Kay Link verhandelt den „Fall Oscar Wilde“ - Theater am Rhein 06/11

Eine Zigarette mit nachlässiger Eleganz in der abgeknickten Hand, blasiert über den Dingen stehend und immer einen geistreichen Aphorismus auf den Lippen – so glaubt man ihn zu kennen: Oscar Wilde, Dandy, Lebemann, erfolgreicher Dramatiker und prominentes Opfer der rigiden, schwulenfeindlichen Gesetzgebung im viktorianischen England. Kay Link untersucht im Freien Werkstatt Theater den „Fall Oscar Wilde“, unternimmt aber nicht einmal den Versuch, dieses Bild zu hinterfragen oder neu zu bestimmen. Im Gegenteil.

Schon das Casting scheint unter Typgesichtspunkten stattgefunden zu haben, so sehr gleichen die Schauspieler ihren historischen Vorbildern. Oscar (immer etwas selbstgefällig: Andreas Bittl) trägt natürlich eine rosafarbene Nelke im Knopfloch und farblich dazu passende Strümpfe. Sebastian Kolb als sein „honighaariger Junge“ Lord Alfred Douglas, genannt Bosie, ist ganz reizend anzuschauen. Und Marius Bechen in einer Doppelrolle zeigt britische Gentlemen vom Schlage Hugh Grants.

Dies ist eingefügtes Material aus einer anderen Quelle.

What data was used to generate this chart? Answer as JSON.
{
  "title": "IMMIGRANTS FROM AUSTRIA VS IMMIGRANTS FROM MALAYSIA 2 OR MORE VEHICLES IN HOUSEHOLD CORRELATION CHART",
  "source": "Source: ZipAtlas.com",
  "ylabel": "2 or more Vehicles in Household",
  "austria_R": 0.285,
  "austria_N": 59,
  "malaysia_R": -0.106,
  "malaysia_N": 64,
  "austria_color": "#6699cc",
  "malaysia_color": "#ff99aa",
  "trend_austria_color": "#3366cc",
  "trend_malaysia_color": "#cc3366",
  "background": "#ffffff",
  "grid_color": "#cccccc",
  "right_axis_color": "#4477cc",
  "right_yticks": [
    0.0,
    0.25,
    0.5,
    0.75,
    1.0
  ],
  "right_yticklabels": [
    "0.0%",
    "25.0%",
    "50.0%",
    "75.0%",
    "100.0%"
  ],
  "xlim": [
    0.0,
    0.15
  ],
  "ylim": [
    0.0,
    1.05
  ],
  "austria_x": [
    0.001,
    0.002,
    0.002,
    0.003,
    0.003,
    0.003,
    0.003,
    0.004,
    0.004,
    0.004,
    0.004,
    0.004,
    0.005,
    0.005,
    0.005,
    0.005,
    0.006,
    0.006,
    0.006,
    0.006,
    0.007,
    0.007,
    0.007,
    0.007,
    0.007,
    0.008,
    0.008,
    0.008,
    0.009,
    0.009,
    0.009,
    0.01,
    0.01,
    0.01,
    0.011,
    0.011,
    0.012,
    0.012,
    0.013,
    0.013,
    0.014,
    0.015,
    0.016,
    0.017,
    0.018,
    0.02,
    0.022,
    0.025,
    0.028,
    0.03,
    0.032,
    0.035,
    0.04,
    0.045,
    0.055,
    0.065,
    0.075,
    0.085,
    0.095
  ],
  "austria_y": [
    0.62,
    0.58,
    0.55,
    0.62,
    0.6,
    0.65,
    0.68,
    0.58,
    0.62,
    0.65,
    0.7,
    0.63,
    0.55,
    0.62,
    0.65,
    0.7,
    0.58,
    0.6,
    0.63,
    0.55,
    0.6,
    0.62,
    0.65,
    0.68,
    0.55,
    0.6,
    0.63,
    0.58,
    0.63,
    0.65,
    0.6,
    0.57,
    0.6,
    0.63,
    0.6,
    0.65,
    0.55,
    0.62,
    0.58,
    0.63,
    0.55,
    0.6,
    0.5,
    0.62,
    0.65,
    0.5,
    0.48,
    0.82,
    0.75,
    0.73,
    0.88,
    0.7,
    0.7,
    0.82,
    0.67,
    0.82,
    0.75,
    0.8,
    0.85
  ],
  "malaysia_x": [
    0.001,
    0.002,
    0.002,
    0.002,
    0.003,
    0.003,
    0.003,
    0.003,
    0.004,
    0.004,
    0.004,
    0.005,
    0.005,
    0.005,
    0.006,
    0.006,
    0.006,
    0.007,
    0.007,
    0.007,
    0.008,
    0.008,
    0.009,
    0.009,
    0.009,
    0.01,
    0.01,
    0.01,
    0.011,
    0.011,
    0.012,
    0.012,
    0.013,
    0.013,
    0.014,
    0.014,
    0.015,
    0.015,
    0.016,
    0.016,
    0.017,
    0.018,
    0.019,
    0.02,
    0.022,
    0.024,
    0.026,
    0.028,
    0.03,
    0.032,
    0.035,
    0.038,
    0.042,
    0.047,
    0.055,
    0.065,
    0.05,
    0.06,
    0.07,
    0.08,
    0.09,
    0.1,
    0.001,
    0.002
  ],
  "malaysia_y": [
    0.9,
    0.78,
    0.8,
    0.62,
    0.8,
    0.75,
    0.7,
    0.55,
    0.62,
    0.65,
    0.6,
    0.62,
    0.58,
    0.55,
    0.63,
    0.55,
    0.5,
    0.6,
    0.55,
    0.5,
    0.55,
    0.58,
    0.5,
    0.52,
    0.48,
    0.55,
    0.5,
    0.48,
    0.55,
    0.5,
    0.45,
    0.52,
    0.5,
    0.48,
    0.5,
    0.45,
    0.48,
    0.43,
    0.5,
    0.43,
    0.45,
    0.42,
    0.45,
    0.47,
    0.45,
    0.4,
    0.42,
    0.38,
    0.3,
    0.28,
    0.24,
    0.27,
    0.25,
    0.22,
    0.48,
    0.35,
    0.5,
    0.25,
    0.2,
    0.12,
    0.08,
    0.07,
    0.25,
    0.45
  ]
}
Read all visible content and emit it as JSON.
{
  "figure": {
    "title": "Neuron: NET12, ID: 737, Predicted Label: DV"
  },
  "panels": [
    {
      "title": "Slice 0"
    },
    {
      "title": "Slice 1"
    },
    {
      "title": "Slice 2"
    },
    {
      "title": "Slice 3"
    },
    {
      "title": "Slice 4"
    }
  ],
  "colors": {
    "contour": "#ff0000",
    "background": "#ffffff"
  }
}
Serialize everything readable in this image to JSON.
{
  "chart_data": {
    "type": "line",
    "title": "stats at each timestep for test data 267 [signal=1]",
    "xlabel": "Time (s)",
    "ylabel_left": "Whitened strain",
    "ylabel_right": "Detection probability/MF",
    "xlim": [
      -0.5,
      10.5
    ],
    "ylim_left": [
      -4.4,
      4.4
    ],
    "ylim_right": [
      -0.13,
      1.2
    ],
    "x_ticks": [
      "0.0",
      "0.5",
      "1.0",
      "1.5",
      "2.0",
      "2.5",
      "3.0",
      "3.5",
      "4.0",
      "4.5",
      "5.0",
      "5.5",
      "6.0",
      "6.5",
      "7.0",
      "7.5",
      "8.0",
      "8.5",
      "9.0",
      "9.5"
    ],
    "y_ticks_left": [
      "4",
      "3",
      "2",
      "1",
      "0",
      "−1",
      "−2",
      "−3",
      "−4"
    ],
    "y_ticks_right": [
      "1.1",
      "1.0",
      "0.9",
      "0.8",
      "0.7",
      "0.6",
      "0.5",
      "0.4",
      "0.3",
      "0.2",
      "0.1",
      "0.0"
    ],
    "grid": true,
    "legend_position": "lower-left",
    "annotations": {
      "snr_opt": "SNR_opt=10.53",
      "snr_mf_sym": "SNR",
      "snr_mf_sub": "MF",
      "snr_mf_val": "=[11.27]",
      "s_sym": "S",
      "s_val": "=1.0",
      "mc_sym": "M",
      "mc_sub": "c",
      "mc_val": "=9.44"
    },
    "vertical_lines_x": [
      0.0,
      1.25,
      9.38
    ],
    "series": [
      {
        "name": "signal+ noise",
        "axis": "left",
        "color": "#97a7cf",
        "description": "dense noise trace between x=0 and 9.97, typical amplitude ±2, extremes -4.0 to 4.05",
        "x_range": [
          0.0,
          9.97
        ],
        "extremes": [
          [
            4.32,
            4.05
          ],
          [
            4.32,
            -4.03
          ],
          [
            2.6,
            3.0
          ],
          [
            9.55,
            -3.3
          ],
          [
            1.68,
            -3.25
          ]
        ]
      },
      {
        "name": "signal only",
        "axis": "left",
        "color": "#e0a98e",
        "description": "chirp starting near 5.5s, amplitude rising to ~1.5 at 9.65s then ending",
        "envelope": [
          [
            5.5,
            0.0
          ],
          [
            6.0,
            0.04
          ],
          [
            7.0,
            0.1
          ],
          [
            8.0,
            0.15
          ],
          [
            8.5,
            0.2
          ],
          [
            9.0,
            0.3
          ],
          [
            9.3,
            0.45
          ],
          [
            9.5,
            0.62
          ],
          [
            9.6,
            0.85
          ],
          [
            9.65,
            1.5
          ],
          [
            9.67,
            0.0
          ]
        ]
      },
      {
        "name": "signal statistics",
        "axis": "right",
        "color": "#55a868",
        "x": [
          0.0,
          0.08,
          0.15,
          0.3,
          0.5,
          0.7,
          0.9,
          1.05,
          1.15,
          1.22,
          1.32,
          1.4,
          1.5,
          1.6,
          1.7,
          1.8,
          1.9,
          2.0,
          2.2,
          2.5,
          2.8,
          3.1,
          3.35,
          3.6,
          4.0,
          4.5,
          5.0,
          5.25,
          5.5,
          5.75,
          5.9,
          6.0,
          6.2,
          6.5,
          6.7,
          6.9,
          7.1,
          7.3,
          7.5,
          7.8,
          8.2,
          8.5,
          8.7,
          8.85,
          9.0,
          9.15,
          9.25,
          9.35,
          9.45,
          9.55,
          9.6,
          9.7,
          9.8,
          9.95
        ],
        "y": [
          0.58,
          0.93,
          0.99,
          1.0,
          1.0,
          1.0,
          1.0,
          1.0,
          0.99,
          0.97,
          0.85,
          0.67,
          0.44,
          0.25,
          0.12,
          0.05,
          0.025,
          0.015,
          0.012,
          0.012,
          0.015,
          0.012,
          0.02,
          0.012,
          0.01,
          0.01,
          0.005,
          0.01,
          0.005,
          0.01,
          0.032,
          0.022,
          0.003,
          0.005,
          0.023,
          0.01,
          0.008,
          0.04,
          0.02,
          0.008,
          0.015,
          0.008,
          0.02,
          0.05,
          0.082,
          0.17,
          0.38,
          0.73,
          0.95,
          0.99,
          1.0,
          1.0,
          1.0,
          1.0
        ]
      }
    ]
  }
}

Im Mittelpunkt des Stücks, das Link gemeinsam mit Dramaturgin Inken Kautter geschrieben hat, stehen die Prozesse, die gegen Wilde wegen seiner Homosexualität angestrengt wurden. Das Autorenduo hat die – auf den echten Protokollen beruhenden – Gerichtsszenen geschickt mit Ausschnitten aus Wildes Stücken, Briefen und Prosatexten collagiert. Und natürlich: Aphorismen, so viel das Herz begehrt. Etwa: „Die Moral ist immer die letzte Zuflucht der Leute, welche die Schönheit nicht begreifen.“ So kreist das Stück achronologisch und in Wiederholungen um das Verhältnis von Liebe, Schönheit und Kunst, Leben und Werk. Herrlich schräge, klamaukige Einschübe – drei Jungs im Fummel spielen eine Szene aus „Bunbury“ nach – kommen dabei leider viel zu selten vor. „Der Fall Oscar Wilde“ soll beispielhaft stehen für die Homophobie einer bigotten Gesellschaft. Solch kritisches Bewusstsein ist löblich. Doch das Bemühen, die Perspektive zu öffnen, sei es durch Diaprojektionen etwa von Jeff-Koons-Bildern oder einer Szene mit Alan Turing, der noch in den 1950ern wegen homosexueller Beziehungen verurteilt wurde, bleibt viel zu zaghaft. Der Abend sei all denen empfohlen, die gerne elegante Raucher beobachten und Oscar-Wilde-Zitate mögen.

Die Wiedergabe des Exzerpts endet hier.